I forgot how much i hated min max problems... If you need more explination, just ask me and i can explain

1. 2 numbers differ by 12. The sum of the square is a minimum. What are the two numbers?

let the 2 numbers be x and x + 12

minimum = x^2 + (x+12)^2

= 2x^2 + 24x + 144

= 2(x^2 +12) + 144

= 2(x^2 +12 + 36 - 36) + 144

= 2(x^2 +12 + 36) - 72 + 144

= 2(x+6)^2 + 72

x = -6

x+ 12 = 6

Therefore the two numbers are -6 and 6

~~I might have screwed this up, i don't think the numbers look right, but i'm tired and ill need to consult notes from two years ago, which are in my basement. ~~

Nope, second check back this makes sense, the MAX SUM is 72, which is in the equation.

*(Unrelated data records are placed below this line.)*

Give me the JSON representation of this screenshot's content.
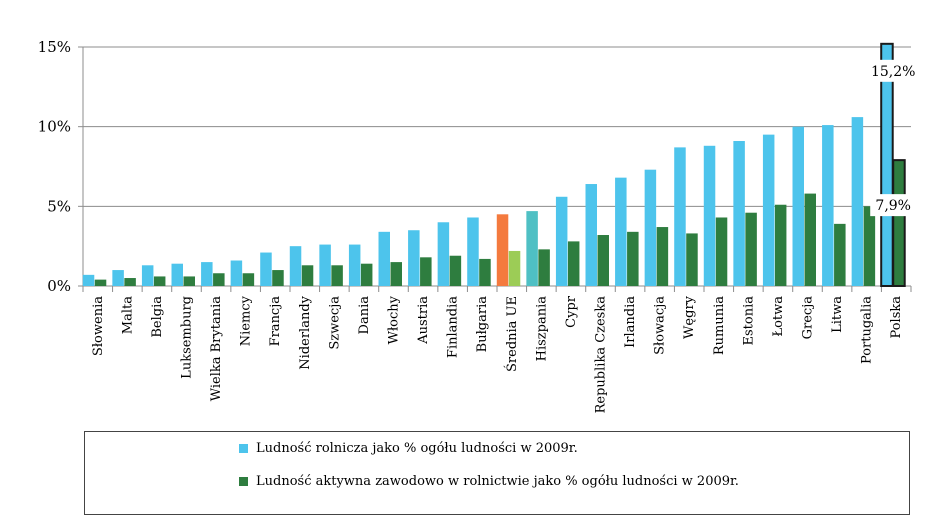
{
  "colors": {
    "rural": "#4dc4ec",
    "active": "#2e7d3f",
    "avg_rural": "#f47a3e",
    "avg_active": "#9ccc56",
    "spain_rural": "#4fc0c4",
    "outline": "#1a1a1a",
    "grid": "#8c8c8c"
  },
  "chart_data": {
    "type": "bar",
    "categories": [
      "Słowenia",
      "Malta",
      "Belgia",
      "Luksemburg",
      "Wielka Brytania",
      "Niemcy",
      "Francja",
      "Niderlandy",
      "Szwecja",
      "Dania",
      "Włochy",
      "Austria",
      "Finlandia",
      "Bułgaria",
      "Średnia UE",
      "Hiszpania",
      "Cypr",
      "Republika Czeska",
      "Irlandia",
      "Słowacja",
      "Węgry",
      "Rumunia",
      "Estonia",
      "Łotwa",
      "Grecja",
      "Litwa",
      "Portugalia",
      "Polska"
    ],
    "series": [
      {
        "name": "Ludność rolnicza jako % ogółu ludności w 2009r.",
        "values": [
          0.7,
          1.0,
          1.3,
          1.4,
          1.5,
          1.6,
          2.1,
          2.5,
          2.6,
          2.6,
          3.4,
          3.5,
          4.0,
          4.3,
          4.5,
          4.7,
          5.6,
          6.4,
          6.8,
          7.3,
          8.7,
          8.8,
          9.1,
          9.5,
          10.0,
          10.1,
          10.6,
          15.2
        ]
      },
      {
        "name": "Ludność aktywna zawodowo w rolnictwie jako % ogółu ludności w 2009r.",
        "values": [
          0.4,
          0.5,
          0.6,
          0.6,
          0.8,
          0.8,
          1.0,
          1.3,
          1.3,
          1.4,
          1.5,
          1.8,
          1.9,
          1.7,
          2.2,
          2.3,
          2.8,
          3.2,
          3.4,
          3.7,
          3.3,
          4.3,
          4.6,
          5.1,
          5.8,
          3.9,
          5.0,
          7.9
        ]
      }
    ],
    "ylim": [
      0,
      15
    ],
    "y_ticks": [
      {
        "value": 0,
        "label": "0%"
      },
      {
        "value": 5,
        "label": "5%"
      },
      {
        "value": 10,
        "label": "10%"
      },
      {
        "value": 15,
        "label": "15%"
      }
    ],
    "grid": true,
    "legend_position": "bottom",
    "data_labels": [
      {
        "category": "Polska",
        "series": 0,
        "text": "15,2%"
      },
      {
        "category": "Polska",
        "series": 1,
        "text": "7,9%"
      }
    ]
  }
}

2. A fence is built with one side along the river. There fence has 2 sections and is built with 120 m of fencing. What are the dimensions of the fence to achieve the max area?

Diagram:

Ok, So assume the smaller sides are x and the side opposite the river is y

y = 120 - 3x

MArea = xy

= x (120 - 3x)

= -3x^2 + 120x

=-3(x^2 - 40)

= 3(x^2 - 40 + 400 - 400)

= 3(x-20)^2 + 1600

Therefore, x = 20

y = 120 - 3(20)

y = 60

The dimensions of the fence are 20 x 60, with the max area being 1600

3. Using a formal check prove that (5+ the square root of 7)/3 is a solution of 3x squared - 10x + 16=0

To do a formal check you sub the solution for x and solve each side individually (in this case the rs is 0 so just drop it) and once you expand and simplify both side should equal each other, so in this case the rs once simplified should equal 0. Also the solution is a radical where the numerator is 5 + the square root of 7 over 3 (like a fraction) if that helps

Unless i messed up, this question is not possible. While the sqrt(7) does cancel out, the 16 screws with everything. I can try again, but can you write it out on paper so i dont misunderstand the question.